何度も何度もそうしていると、少し擽ったそうに、翡翠が首を竦める。それから、顔をあげて弱弱しく微笑んだ。
「こら。無理して笑うなよ。泣きたいなら泣いてもいいんだ」
正直な話をするなら、泣き顔は見たくない。けれど、無理をした笑顔はもっと見ていたくない。涙はいくらでも受け止める。取り乱したっていい。八つ当たりをされても構わない。泣くだけ泣いたら本当の笑顔を見せてくれるなら、一青はそれだけで報われるのだ。
「……面倒くさく……ない? 嫌いになったりしない?」
翡翠が不安げな顔で見上げてくる。
「伯父さんの家。柳大路って言ってた。
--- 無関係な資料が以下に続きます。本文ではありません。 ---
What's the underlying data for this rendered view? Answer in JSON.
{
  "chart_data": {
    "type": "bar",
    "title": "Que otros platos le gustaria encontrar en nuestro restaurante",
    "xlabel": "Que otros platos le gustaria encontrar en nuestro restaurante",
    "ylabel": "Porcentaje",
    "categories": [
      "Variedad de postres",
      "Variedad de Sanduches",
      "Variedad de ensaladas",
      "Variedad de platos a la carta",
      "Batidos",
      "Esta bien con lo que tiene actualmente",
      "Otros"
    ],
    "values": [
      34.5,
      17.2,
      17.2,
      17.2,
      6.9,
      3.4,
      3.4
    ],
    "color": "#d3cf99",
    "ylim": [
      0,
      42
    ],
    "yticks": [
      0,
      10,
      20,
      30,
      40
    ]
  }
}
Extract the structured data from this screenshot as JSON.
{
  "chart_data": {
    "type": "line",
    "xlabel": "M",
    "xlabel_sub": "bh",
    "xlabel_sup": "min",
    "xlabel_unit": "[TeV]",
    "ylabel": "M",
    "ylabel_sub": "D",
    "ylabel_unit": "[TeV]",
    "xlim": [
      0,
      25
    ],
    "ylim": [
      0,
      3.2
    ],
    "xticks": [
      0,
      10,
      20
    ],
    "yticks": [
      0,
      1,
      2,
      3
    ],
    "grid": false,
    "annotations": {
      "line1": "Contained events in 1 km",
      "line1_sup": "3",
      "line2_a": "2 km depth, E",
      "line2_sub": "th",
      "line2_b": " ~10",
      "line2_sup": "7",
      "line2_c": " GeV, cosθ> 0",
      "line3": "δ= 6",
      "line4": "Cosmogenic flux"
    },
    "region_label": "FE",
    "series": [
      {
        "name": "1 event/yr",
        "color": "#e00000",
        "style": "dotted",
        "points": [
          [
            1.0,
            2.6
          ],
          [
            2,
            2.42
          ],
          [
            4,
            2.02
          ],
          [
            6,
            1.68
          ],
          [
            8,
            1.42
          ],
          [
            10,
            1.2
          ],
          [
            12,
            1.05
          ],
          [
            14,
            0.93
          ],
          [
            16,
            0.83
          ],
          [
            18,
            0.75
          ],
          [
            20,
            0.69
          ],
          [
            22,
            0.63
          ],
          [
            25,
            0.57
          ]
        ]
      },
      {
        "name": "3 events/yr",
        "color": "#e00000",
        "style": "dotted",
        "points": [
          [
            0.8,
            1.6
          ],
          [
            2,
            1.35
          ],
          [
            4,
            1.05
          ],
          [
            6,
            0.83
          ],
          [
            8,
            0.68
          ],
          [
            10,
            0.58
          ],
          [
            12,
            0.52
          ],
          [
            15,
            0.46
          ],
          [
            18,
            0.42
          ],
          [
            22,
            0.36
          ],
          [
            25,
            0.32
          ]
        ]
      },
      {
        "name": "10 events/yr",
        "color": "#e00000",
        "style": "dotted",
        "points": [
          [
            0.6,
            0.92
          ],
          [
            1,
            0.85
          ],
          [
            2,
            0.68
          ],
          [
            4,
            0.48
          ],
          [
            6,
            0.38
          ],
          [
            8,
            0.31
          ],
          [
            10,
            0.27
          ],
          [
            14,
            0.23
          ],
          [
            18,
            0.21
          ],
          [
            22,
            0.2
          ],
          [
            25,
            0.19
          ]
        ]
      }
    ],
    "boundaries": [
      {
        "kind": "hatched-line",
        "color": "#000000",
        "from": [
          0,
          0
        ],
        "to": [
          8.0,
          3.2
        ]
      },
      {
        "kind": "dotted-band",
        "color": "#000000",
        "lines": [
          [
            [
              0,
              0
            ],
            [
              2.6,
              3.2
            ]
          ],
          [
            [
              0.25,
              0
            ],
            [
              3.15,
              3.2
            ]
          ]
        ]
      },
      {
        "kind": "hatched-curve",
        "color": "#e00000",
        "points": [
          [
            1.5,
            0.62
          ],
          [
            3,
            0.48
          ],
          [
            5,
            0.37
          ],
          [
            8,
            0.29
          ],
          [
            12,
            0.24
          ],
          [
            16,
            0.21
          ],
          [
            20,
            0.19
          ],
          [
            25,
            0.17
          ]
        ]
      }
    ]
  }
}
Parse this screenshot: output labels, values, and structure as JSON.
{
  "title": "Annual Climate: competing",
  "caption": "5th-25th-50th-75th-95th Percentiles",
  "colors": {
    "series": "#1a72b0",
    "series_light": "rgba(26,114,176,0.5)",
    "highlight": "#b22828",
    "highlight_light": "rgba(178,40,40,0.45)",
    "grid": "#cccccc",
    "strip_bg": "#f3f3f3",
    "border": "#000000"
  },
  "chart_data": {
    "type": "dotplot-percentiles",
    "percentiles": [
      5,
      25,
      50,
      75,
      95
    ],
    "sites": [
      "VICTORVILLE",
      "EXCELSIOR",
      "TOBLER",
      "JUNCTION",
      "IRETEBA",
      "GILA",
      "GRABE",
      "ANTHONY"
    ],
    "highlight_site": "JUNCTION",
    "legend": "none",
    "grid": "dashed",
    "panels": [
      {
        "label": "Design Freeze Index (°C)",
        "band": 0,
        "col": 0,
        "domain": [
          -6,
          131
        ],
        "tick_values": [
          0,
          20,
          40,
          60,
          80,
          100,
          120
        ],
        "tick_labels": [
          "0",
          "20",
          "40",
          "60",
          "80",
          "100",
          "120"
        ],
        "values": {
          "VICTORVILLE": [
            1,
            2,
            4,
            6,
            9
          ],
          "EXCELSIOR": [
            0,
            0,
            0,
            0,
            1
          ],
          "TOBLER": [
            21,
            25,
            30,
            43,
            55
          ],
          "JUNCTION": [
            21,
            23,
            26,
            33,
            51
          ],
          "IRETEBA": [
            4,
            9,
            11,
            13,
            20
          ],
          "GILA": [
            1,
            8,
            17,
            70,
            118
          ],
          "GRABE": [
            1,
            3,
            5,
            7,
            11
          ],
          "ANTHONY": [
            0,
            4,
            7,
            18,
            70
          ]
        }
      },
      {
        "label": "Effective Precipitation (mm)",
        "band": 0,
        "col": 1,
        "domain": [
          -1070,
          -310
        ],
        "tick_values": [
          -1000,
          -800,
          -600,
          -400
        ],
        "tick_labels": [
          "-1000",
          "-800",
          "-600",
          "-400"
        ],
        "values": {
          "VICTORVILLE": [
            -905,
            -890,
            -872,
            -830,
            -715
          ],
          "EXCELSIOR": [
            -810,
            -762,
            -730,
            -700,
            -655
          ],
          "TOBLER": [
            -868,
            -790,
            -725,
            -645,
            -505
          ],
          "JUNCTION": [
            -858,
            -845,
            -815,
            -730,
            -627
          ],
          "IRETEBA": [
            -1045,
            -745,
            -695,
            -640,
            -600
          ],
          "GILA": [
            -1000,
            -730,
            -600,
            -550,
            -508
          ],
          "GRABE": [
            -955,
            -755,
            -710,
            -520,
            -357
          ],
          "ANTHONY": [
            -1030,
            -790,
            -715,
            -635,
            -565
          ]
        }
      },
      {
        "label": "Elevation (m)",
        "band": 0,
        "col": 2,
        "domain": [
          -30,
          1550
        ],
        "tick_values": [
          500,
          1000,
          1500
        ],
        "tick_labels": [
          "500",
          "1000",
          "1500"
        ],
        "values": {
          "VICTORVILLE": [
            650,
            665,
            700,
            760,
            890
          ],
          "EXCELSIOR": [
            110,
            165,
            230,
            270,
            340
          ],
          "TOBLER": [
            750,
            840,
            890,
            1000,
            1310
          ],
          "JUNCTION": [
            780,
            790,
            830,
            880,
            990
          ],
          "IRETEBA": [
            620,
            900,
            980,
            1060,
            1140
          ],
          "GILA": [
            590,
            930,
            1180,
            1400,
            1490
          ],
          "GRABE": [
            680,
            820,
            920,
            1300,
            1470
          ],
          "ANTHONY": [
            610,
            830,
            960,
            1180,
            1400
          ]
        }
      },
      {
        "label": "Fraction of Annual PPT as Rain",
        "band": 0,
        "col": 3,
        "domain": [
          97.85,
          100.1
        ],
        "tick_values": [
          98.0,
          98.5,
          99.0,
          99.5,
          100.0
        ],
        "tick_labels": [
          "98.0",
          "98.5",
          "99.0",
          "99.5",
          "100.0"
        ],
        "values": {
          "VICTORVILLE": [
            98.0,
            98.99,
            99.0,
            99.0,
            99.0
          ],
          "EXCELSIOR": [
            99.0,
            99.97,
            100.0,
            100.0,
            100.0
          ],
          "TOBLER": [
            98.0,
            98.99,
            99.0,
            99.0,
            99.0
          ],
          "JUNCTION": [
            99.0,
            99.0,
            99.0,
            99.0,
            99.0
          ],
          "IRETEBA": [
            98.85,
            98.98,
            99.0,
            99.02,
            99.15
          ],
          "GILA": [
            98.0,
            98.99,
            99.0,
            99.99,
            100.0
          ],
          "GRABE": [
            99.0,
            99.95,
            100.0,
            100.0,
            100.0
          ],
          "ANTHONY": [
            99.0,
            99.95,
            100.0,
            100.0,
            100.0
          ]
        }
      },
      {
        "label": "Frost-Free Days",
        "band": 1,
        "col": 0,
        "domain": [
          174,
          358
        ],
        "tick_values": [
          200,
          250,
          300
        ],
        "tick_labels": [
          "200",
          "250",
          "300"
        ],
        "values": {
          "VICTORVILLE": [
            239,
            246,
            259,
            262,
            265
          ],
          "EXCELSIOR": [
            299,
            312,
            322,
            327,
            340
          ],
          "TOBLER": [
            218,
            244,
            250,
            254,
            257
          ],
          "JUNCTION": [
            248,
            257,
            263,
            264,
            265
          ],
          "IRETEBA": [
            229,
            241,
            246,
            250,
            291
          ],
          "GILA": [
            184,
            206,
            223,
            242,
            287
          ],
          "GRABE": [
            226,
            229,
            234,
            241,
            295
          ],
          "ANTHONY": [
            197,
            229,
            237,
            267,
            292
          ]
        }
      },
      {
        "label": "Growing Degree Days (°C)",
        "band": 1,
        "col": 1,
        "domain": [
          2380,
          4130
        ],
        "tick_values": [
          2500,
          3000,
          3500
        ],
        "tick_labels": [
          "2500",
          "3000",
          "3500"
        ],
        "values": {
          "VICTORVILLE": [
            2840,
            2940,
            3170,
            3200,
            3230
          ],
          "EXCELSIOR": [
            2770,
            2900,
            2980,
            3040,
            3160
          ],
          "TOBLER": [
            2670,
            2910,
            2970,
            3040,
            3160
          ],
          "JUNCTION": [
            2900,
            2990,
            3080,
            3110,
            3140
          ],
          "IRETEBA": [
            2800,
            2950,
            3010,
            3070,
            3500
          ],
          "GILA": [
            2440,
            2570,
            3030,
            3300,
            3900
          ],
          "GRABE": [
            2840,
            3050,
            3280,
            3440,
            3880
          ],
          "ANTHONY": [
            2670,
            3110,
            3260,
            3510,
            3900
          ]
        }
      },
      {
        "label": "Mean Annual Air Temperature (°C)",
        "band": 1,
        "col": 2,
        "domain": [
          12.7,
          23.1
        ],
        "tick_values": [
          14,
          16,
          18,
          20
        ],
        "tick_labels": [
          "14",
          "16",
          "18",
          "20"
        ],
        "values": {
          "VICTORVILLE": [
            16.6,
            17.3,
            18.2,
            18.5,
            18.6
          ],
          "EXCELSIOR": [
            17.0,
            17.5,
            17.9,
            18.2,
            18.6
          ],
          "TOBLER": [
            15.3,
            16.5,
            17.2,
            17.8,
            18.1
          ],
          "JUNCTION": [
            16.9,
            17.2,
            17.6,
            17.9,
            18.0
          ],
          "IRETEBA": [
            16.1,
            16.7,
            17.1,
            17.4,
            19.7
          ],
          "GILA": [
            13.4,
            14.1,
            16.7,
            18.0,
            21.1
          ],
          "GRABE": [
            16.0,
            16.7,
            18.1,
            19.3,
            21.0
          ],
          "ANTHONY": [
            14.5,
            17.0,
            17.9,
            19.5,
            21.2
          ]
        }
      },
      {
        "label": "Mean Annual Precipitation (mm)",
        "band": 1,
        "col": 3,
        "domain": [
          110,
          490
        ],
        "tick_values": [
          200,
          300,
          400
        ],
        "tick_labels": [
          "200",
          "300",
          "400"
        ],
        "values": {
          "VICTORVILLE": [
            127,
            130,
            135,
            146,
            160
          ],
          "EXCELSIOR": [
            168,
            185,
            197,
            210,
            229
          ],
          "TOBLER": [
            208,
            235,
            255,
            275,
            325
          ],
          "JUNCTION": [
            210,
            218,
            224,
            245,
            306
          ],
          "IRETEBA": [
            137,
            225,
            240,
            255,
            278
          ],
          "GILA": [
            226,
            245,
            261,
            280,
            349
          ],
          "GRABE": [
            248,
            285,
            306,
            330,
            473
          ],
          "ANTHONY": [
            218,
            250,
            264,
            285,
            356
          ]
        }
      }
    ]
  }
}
一青の実家と同じ。ゲートキーパーの名家だ。母さんが久米木だったように。俺だって久米木の血が流れてる。成願寺さんは……俺のこと」
「翡翠」
思わず一青は声を荒げていた。その声にびくり。と、翡翠の肩が竦んだ。そんなふうに翡翠の前でキツイ態度を取りたくはなかったけれど、父親の話を出されると、一青はつい、反発を覚えてしまう。
「親父は関係ないって言っただろ? 大体、あの親父が翡翠の出生を知らないはずがない。知っていて柳大路さんに連絡を取ったんだ。反対しているはずがないだろう。ほかのヤツがなんて言ったって、俺には翡翠だけだ。翡翠に久米木の血が流れているからってなんなんだよ? 翡翠は翡翠だろ? だから、俺のことも親父と一緒にしないで?」
一青の言葉に、翡翠はまた、泣きそうな顔になった。
言い過ぎたと後悔。
取り繕うこともできないまま、翡翠の頬をまた、涙が零れ落ちる。
「あー。悪い。違う。怒ってるんじゃなくて。きつい言い方して、本当にごめん」
ほかのヤツらに翡翠が泣かされているのは腹が立つけれど、受け止める心構えはある。けれど、自分の言葉で翡翠を泣かせてしまうのは辛い。そんな涙は見たくない。